Please answer and comment below.
Is Stephanie's mother a candidate for one or more of the personality disorders listed above? Or is Stephanie's mother just a relentless bully?
The difference with bullying.
In the above example, Stephanie suffered through a lifetime of abuse at her mother's control.
Despite relentlessly trying to escape the torturous life, Stephanie was always threatened, stalked, and harassed.
When Stephanie would request her mother stop contacting her, she would start harassing Stephanie's husband at work.
It sounds like a Lifetime movie gone bad. But these events are based on a true story.
When someone endures a lifetime of relentless tactics, I would consider that abuse.
What makes bullying different? While it may be included in Stephanie's situation as another form of abuse toward her, it's clearly not everything that is going on.
Most often, bullies will stop when they get bored. If the person intended as recipient of the bullying is no longer fun, the bully moves on. Sometimes however, it is escalated to a point of rage, and becomes dangerous.
Cyberbullying is a growing problem. It's not just children bullying other children though.
When a mother abuses her daughter further by posting in online forums and humiliates her daughter online, or spreads private information about her daughter on Facebook or any other public social media site, it may have unintended permanent harmful results.
It's been said that bullies hide behind computer screens and would never say face-to-face what they say online. I can say for a fact, this is a false statement. While bullies may hide behind a screen and type hateful comments and suggestive threats, some of them will take it up in person with the targeted victim. It's not uncommon for a bullied person to feel so humiliated and cheated out of life that they take their own life!
More and more accounts of unthinkable tragedies are being reported in the news daily.
It brings me to my point that many children are bullied by their peers, but are also being bullied at home by mothers with personality disorders. How hurtful it must be to live in the shoes of one that can not escape the pain and constant torment of being victimized by individuals who use others for their own sick and perverse satisfaction?
What victims can do.
What bystanders can do.
Limit online socializing to true friends and block everyone who distresses you.
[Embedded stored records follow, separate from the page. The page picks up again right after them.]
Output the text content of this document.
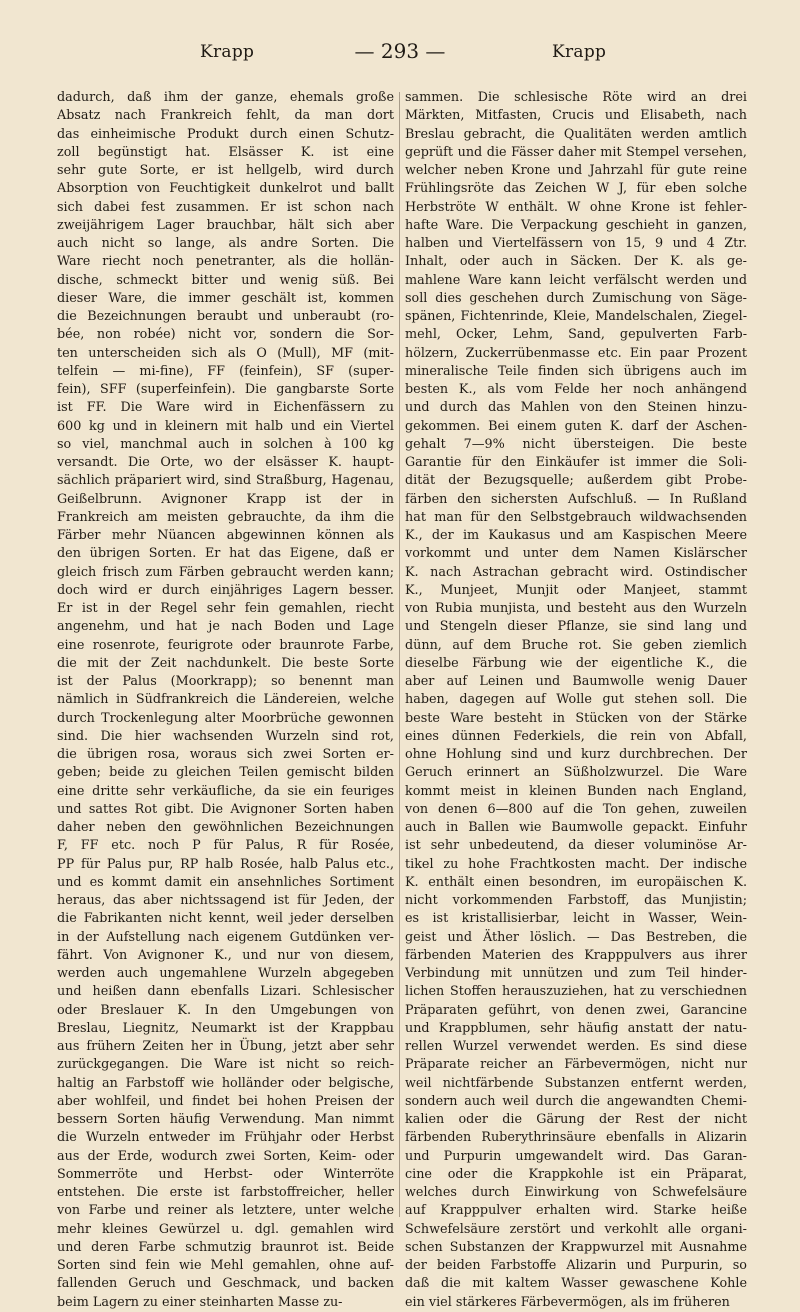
Krapp	— 293 —	Krapp
dadurch, daß ihm der ganze, ehemals große
Absatz nach Frankreich fehlt, da man dort
das einheimische Produkt durch einen Schutz-
zoll begünstigt hat. Elsässer K. ist eine
sehr gute Sorte, er ist hellgelb, wird durch
Absorption von Feuchtigkeit dunkelrot und ballt
sich dabei fest zusammen. Er ist schon nach
zweijährigem Lager brauchbar, hält sich aber
auch nicht so lange, als andre Sorten. Die
Ware riecht noch penetranter, als die hollän-
dische, schmeckt bitter und wenig süß. Bei
dieser Ware, die immer geschält ist, kommen
die Bezeichnungen beraubt und unberaubt (ro-
bée, non robée) nicht vor, sondern die Sor-
ten unterscheiden sich als O (Mull), MF (mit-
telfein — mi-fine), FF (feinfein), SF (super-
fein), SFF (superfeinfein). Die gangbarste Sorte
ist FF. Die Ware wird in Eichenfässern zu
600 kg und in kleinern mit halb und ein Viertel
so viel, manchmal auch in solchen à 100 kg
versandt. Die Orte, wo der elsässer K. haupt-
sächlich präpariert wird, sind Straßburg, Hagenau,
Geißelbrunn. Avignoner Krapp ist der in
Frankreich am meisten gebrauchte, da ihm die
Färber mehr Nüancen abgewinnen können als
den übrigen Sorten. Er hat das Eigene, daß er
gleich frisch zum Färben gebraucht werden kann;
doch wird er durch einjähriges Lagern besser.
Er ist in der Regel sehr fein gemahlen, riecht
angenehm, und hat je nach Boden und Lage
eine rosenrote, feurigrote oder braunrote Farbe,
die mit der Zeit nachdunkelt. Die beste Sorte
ist der Palus (Moorkrapp); so benennt man
nämlich in Südfrankreich die Ländereien, welche
durch Trockenlegung alter Moorbrüche gewonnen
sind. Die hier wachsenden Wurzeln sind rot,
die übrigen rosa, woraus sich zwei Sorten er-
geben; beide zu gleichen Teilen gemischt bilden
eine dritte sehr verkäufliche, da sie ein feuriges
und sattes Rot gibt. Die Avignoner Sorten haben
daher neben den gewöhnlichen Bezeichnungen
F, FF etc. noch P für Palus, R für Rosée,
PP für Palus pur, RP halb Rosée, halb Palus etc.,
und es kommt damit ein ansehnliches Sortiment
heraus, das aber nichtssagend ist für Jeden, der
die Fabrikanten nicht kennt, weil jeder derselben
in der Aufstellung nach eigenem Gutdünken ver-
fährt. Von Avignoner K., und nur von diesem,
werden auch ungemahlene Wurzeln abgegeben
und heißen dann ebenfalls Lizari. Schlesischer
oder Breslauer K. In den Umgebungen von
Breslau, Liegnitz, Neumarkt ist der Krappbau
aus frühern Zeiten her in Übung, jetzt aber sehr
zurückgegangen. Die Ware ist nicht so reich-
haltig an Farbstoff wie holländer oder belgische,
aber wohlfeil, und findet bei hohen Preisen der
bessern Sorten häufig Verwendung. Man nimmt
die Wurzeln entweder im Frühjahr oder Herbst
aus der Erde, wodurch zwei Sorten, Keim- oder
Sommerröte und Herbst- oder Winterröte
entstehen. Die erste ist farbstoffreicher, heller
von Farbe und reiner als letztere, unter welche
mehr kleines Gewürzel u. dgl. gemahlen wird
und deren Farbe schmutzig braunrot ist. Beide
Sorten sind fein wie Mehl gemahlen, ohne auf-
fallenden Geruch und Geschmack, und backen
beim Lagern zu einer steinharten Masse zu-
sammen. Die schlesische Röte wird an drei
Märkten, Mitfasten, Crucis und Elisabeth, nach
Breslau gebracht, die Qualitäten werden amtlich
geprüft und die Fässer daher mit Stempel versehen,
welcher neben Krone und Jahrzahl für gute reine
Frühlingsröte das Zeichen W J, für eben solche
Herbströte W enthält. W ohne Krone ist fehler-
hafte Ware. Die Verpackung geschieht in ganzen,
halben und Viertelfässern von 15, 9 und 4 Ztr.
Inhalt, oder auch in Säcken. Der K. als ge-
mahlene Ware kann leicht verfälscht werden und
soll dies geschehen durch Zumischung von Säge-
spänen, Fichtenrinde, Kleie, Mandelschalen, Ziegel-
mehl, Ocker, Lehm, Sand, gepulverten Farb-
hölzern, Zuckerrübenmasse etc. Ein paar Prozent
mineralische Teile finden sich übrigens auch im
besten K., als vom Felde her noch anhängend
und durch das Mahlen von den Steinen hinzu-
gekommen. Bei einem guten K. darf der Aschen-
gehalt 7—9% nicht übersteigen. Die beste
Garantie für den Einkäufer ist immer die Soli-
dität der Bezugsquelle; außerdem gibt Probe-
färben den sichersten Aufschluß. — In Rußland
hat man für den Selbstgebrauch wildwachsenden
K., der im Kaukasus und am Kaspischen Meere
vorkommt und unter dem Namen Kislärscher
K. nach Astrachan gebracht wird. Ostindischer
K., Munjeet, Munjit oder Manjeet, stammt
von Rubia munjista, und besteht aus den Wurzeln
und Stengeln dieser Pflanze, sie sind lang und
dünn, auf dem Bruche rot. Sie geben ziemlich
dieselbe Färbung wie der eigentliche K., die
aber auf Leinen und Baumwolle wenig Dauer
haben, dagegen auf Wolle gut stehen soll. Die
beste Ware besteht in Stücken von der Stärke
eines dünnen Federkiels, die rein von Abfall,
ohne Hohlung sind und kurz durchbrechen. Der
Geruch erinnert an Süßholzwurzel. Die Ware
kommt meist in kleinen Bunden nach England,
von denen 6—800 auf die Ton gehen, zuweilen
auch in Ballen wie Baumwolle gepackt. Einfuhr
ist sehr unbedeutend, da dieser voluminöse Ar-
tikel zu hohe Frachtkosten macht. Der indische
K. enthält einen besondren, im europäischen K.
nicht vorkommenden Farbstoff, das Munjistin;
es ist kristallisierbar, leicht in Wasser, Wein-
geist und Äther löslich. — Das Bestreben, die
färbenden Materien des Krapppulvers aus ihrer
Verbindung mit unnützen und zum Teil hinder-
lichen Stoffen herauszuziehen, hat zu verschiednen
Präparaten geführt, von denen zwei, Garancine
und Krappblumen, sehr häufig anstatt der natu-
rellen Wurzel verwendet werden. Es sind diese
Präparate reicher an Färbevermögen, nicht nur
weil nichtfärbende Substanzen entfernt werden,
sondern auch weil durch die angewandten Chemi-
kalien oder die Gärung der Rest der nicht
färbenden Ruberythrinsäure ebenfalls in Alizarin
und Purpurin umgewandelt wird. Das Garan-
cine oder die Krappkohle ist ein Präparat,
welches durch Einwirkung von Schwefelsäure
auf Krapppulver erhalten wird. Starke heiße
Schwefelsäure zerstört und verkohlt alle organi-
schen Substanzen der Krappwurzel mit Ausnahme
der beiden Farbstoffe Alizarin und Purpurin, so
daß die mit kaltem Wasser gewaschene Kohle
ein viel stärkeres Färbevermögen, als im früheren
Cease spreading gossip or hurtful comments from Facebook and online social sites.
Avoid and ignore drama online.
Stop flaming. Do not engage or participate in a smearing campaign of an individual.
Stand up when you know the victim is hurting. Be the bigger person and stick up for those who can't defend themselves.
Do not engage in vendettas. Instead, console the hurting loved one.
The apple analogy.
Life has a round-a-bout way of telling us everything will be ok.
Apples have and always have been food to nourish us with.
The shape of an apple is determined by rootstock selection.
The apple peel serves to protect the inner most meat of the apple.
The core of the matter is where the apple grows from.
Apples have tough skin, but bruise easily.
Plant good seeds. Wait for maturity. When the apple ripens, it is time to reap what you've sewn.